The inactivation of 0.05 μg trypsin was titrated with increasing amounts of human (A) or NMR (B) plasma corresponding to 1–100 μg protein and measured by the conversion of BAPNA to p-nitroaniline at 405 nm. The intrinsic tryptic activity of NMR and human plasma was determined by measuring the conversion of BAPNA to p-nitroaniline induced by 1–100 μg plasma protein (C). (*—p<0.05)

Fig 6. Adhesion induction by NMR plasma supplementation in human fibroblasts.

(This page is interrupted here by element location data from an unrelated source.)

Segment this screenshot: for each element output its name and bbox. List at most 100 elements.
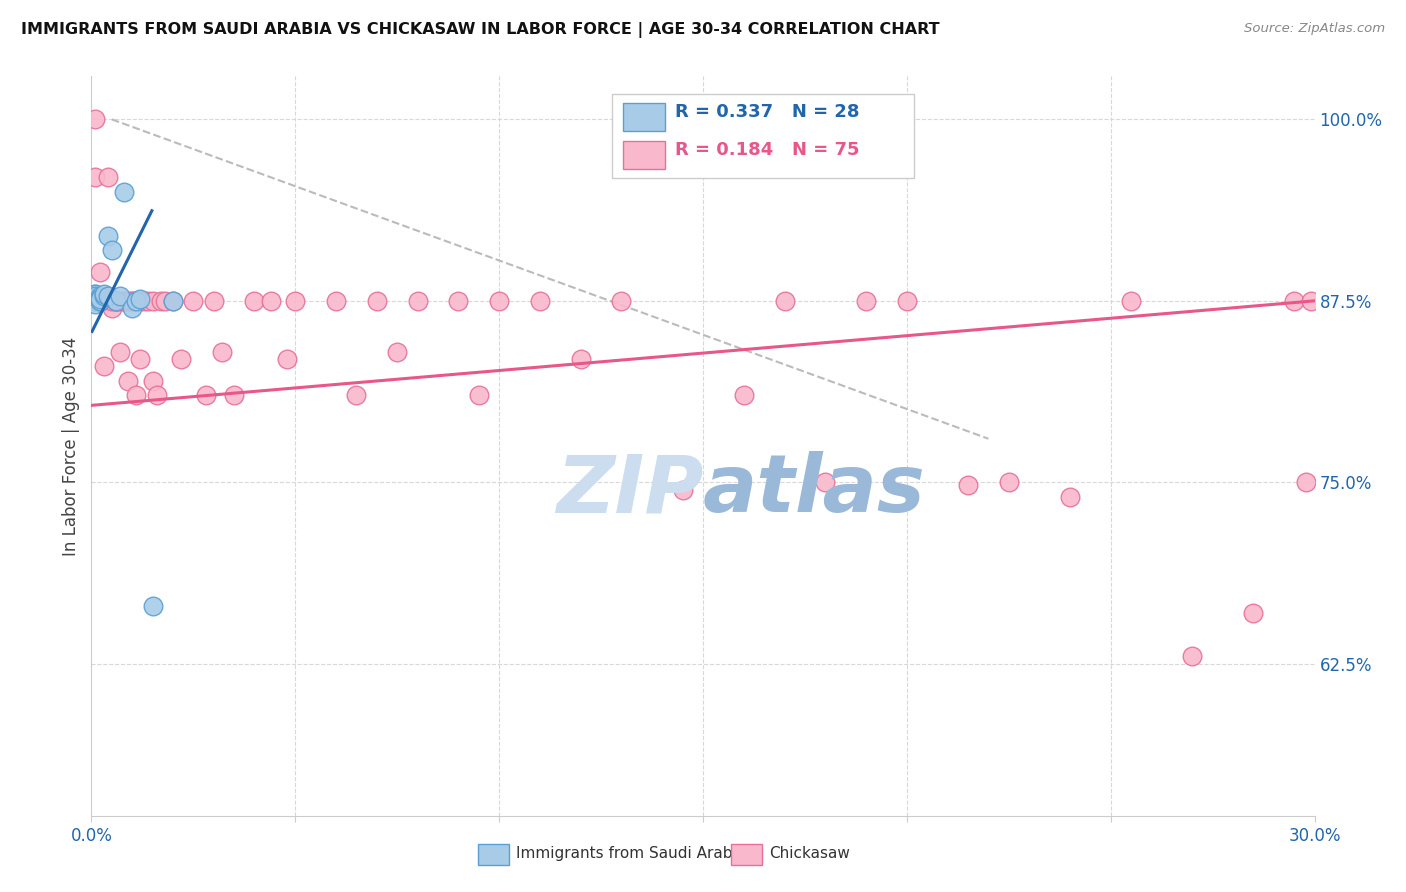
Text: R = 0.184   N = 75: R = 0.184 N = 75 (675, 141, 859, 159)
Point (84, 291, 107, 305)
Point (672, 483, 695, 497)
Point (97, 293, 120, 308)
Point (1059, 490, 1081, 504)
Point (101, 293, 124, 308)
Point (84, 293, 107, 307)
Point (84, 286, 107, 301)
Point (108, 344, 131, 359)
Point (855, 293, 877, 308)
Point (97, 293, 120, 308)
Point (108, 289, 131, 303)
Point (89, 293, 111, 308)
Point (125, 388, 148, 402)
Point (956, 478, 979, 492)
Point (138, 293, 160, 308)
Point (84, 293, 107, 308)
Point (1121, 293, 1143, 308)
Point (141, 599, 163, 613)
Point (129, 351, 152, 366)
Point (84, 293, 107, 308)
Point (121, 293, 143, 308)
Point (84, 293, 107, 308)
Point (488, 293, 510, 308)
Point (93, 293, 115, 308)
Text: ZIP: ZIP (555, 451, 703, 530)
Point (89, 265, 111, 279)
Point (366, 293, 388, 308)
Point (141, 293, 163, 308)
Point (89, 293, 111, 308)
Point (610, 293, 633, 308)
Point (97, 289, 120, 303)
Y-axis label: In Labor Force | Age 30-34: In Labor Force | Age 30-34 (62, 336, 80, 556)
Point (82, 289, 104, 303)
Point (529, 293, 551, 308)
Point (117, 293, 139, 308)
Point (1181, 649, 1204, 664)
Point (89, 293, 111, 308)
Point (194, 388, 217, 402)
Point (121, 293, 143, 308)
Point (773, 293, 796, 308)
Point (125, 293, 148, 308)
Point (89, 293, 111, 307)
Point (211, 344, 233, 359)
Text: R = 0.337   N = 28: R = 0.337 N = 28 (675, 103, 859, 120)
Point (125, 293, 148, 308)
Point (104, 293, 127, 308)
Point (97, 228, 120, 243)
Point (447, 293, 470, 308)
Text: Immigrants from Saudi Arabia: Immigrants from Saudi Arabia (516, 846, 747, 861)
Point (134, 293, 156, 308)
Point (896, 293, 918, 308)
Point (121, 301, 143, 315)
Point (284, 293, 307, 308)
Point (814, 475, 837, 490)
Point (467, 388, 491, 402)
Point (569, 351, 592, 366)
Point (93, 359, 115, 373)
Point (170, 351, 193, 366)
Point (276, 351, 298, 366)
Point (104, 293, 127, 308)
Point (153, 293, 176, 308)
Point (162, 293, 184, 308)
Point (260, 293, 283, 308)
Point (1299, 293, 1322, 308)
Point (1282, 293, 1305, 308)
Point (89, 289, 111, 303)
Point (243, 293, 266, 308)
Point (89, 291, 111, 305)
Point (998, 475, 1021, 490)
Point (183, 293, 205, 308)
Point (104, 293, 127, 308)
Point (325, 293, 347, 308)
Point (112, 293, 135, 308)
Point (162, 293, 184, 308)
Point (346, 388, 368, 402)
Point (108, 293, 131, 308)
Point (202, 293, 225, 308)
Point (97, 170, 120, 185)
Point (129, 293, 152, 308)
Point (93, 286, 115, 301)
Point (406, 293, 429, 308)
Point (112, 185, 135, 199)
Point (104, 293, 127, 308)
Point (93, 293, 115, 308)
Point (101, 293, 124, 308)
Point (733, 388, 755, 402)
Point (385, 344, 409, 359)
Point (149, 293, 172, 308)
Point (84, 297, 107, 311)
Point (1243, 606, 1265, 620)
Point (101, 243, 124, 257)
Point (145, 388, 167, 402)
Point (93, 289, 115, 303)
Text: atlas: atlas (703, 451, 925, 530)
Text: IMMIGRANTS FROM SAUDI ARABIA VS CHICKASAW IN LABOR FORCE | AGE 30-34 CORRELATION: IMMIGRANTS FROM SAUDI ARABIA VS CHICKASA… (21, 22, 939, 38)
Text: Source: ZipAtlas.com: Source: ZipAtlas.com (1244, 22, 1385, 36)
Point (117, 374, 139, 388)
Point (84, 286, 107, 301)
Point (89, 293, 111, 308)
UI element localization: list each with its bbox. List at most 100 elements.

The determination of the EpCAM protein in NMR and human liver samples were analysed by electrophoresis in 10% SDS-gel using 20 μg protein in conjunction with immunoblotting using a monoclonal mouse anti-human EpCAM antibody (A). Human fibroblasts were cultured in medium supplemented with 0.3 or 1% NMR plasma for 24h and, controls were supplemented with PBS (ctr) or 1% human (hu) plasma), respectively. Cells were treated by trypsin/EDTA solution for exactly 1 min, washed and the remaining adherent cells were stained by Gentiana solution. The absorbance of the released dye is directly proportional to the number of adherent cells (B) (**—p<0.01; *- 0.05). Western blot analysis for CD29, CD44, EpCAM and GAPDH was performed by electrophoresis in 8% SDS-gel using 10–25 μg protein after 0.3 or 1% NMR plasma supplementation for 24h. CD29, CD44, EpCAM and GAPDH were detected with respective monoclonal antibodies (C).